The continued drive for a lost dream

Do you know when PGA Tour announcers are talking about a certain someone standing over a putt, and they say something like, "He's probably practiced this putt in his head a thousand times when he was a kid?" Well, I was that kid.

When I first wrapped my sweaty hands around a cord grip, I was hooked. I liked basketball, and had an arm for baseball, but it was golf that caught my attention. I'd be out on a putting green for hours thinking my spikes were digging into the 18th green at Augusta National, or I was battling Tiger Woods at Valhalla. It was the dream of a kid that didn't know any better.

But as you get older, you realize your talent. You go to college and find other interests and realize there are a lot of people better than you at certain things. I remember reading a story about Carson Daly growing up competing against Tiger in junior tournaments, and eventually quitting the game because he thought there was a person like Tiger in every city, and while it seems crazy, it isn't too far off. There are incredible talents at every golf course in every city in the world. Don't believe me? Go to the closest municipal golf course next time and say you want a money game against a regular. The pro there will know someone that will dust you like a Swiffer and won't think twice about it. I have friends named Eric, Ashdon, Casey and Wes that could all go low on any given golf course on any given day of the year. It's just the way it goes.

So as you start to realize where you rank in the world, the dream fades, but it doesn't die. That's why on Wednesday I'll be teeing it up in the local qualifier for the U.S. Open. I've never made it through the local ranks, and probably never will, but as long as the USGA will accept my $200, I'll happily tee it up with a dream in mind. Maybe it really has become a dream at this point, as it seems every year I practice less and work a little more, but it's still there. One good round where I'm making some putts or I'm really smacking my r11, and I'm through, no questions asked. As "Tin Cup" once said, they don't ask you who you are at the U.S. Open, just if you can play.

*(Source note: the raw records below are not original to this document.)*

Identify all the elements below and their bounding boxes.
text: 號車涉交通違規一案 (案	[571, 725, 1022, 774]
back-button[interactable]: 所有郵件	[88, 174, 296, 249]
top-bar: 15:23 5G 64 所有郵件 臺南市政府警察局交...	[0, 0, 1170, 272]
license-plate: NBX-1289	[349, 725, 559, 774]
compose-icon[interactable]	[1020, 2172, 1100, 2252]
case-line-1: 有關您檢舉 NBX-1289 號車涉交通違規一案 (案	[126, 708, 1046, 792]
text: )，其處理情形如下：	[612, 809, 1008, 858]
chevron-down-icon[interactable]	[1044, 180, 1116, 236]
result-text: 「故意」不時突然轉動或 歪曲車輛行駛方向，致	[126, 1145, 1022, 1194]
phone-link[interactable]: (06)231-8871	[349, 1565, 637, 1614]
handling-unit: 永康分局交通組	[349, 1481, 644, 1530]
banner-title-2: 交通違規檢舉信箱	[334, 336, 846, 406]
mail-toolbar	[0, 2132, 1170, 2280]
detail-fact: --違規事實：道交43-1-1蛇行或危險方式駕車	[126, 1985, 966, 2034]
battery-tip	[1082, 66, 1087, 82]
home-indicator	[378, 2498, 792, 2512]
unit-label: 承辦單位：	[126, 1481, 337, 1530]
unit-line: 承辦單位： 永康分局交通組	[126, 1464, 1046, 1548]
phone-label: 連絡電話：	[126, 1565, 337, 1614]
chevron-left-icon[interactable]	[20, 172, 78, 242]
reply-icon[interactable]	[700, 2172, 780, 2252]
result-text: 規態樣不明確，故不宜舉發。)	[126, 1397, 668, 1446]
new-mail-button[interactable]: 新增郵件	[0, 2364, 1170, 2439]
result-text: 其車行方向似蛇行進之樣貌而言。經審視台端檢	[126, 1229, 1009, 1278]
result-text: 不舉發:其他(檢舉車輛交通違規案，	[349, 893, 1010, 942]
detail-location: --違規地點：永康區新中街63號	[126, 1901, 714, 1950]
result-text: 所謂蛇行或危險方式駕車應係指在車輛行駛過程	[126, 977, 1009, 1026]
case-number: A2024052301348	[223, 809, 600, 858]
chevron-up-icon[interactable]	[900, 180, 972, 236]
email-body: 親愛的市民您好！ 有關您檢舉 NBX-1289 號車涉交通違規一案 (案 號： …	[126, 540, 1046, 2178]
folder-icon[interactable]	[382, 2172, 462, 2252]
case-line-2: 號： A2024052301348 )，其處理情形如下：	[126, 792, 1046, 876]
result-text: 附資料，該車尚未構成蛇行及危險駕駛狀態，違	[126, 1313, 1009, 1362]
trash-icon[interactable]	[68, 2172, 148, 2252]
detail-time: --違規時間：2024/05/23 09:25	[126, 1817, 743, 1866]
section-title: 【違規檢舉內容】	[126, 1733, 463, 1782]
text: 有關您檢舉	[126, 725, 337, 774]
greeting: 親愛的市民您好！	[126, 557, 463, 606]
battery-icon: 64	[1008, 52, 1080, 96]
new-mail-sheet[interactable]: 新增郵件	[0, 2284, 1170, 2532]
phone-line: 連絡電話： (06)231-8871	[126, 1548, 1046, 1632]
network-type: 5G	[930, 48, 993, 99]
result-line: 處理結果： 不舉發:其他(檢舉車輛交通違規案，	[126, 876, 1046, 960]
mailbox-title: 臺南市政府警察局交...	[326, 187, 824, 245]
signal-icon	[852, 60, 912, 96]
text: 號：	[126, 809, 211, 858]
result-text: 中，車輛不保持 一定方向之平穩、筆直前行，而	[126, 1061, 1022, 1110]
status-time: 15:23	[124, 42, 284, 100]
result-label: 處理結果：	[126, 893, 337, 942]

Do I think I can do it? Honestly, not really. My golf game is as sinister these days as the Taliban. I'll go out one day and fire a 66, only to follow that up with a 75 the next. It's golf, and it's frustrating, but there is always room for improvement. That's why Tiger has always changed his swing, and Padraig Harrington was never happy, and Phil Mickelson works on things almost daily.

So the dream continues on Wednesday. Who knows what I have to shoot, I just know that once a year, I get those butterflies again I used to get when I was a kid. They flutter around on the first tee as I take my driver back, and they don't normally leave until my Trailblazer is pointed away from the entrance, headed back to my real life. I'm never going to be a pro golfer, but for one day a year I get to act like one. Call it the golfer's Halloween. I'll dress back in my normal attire on Thursday.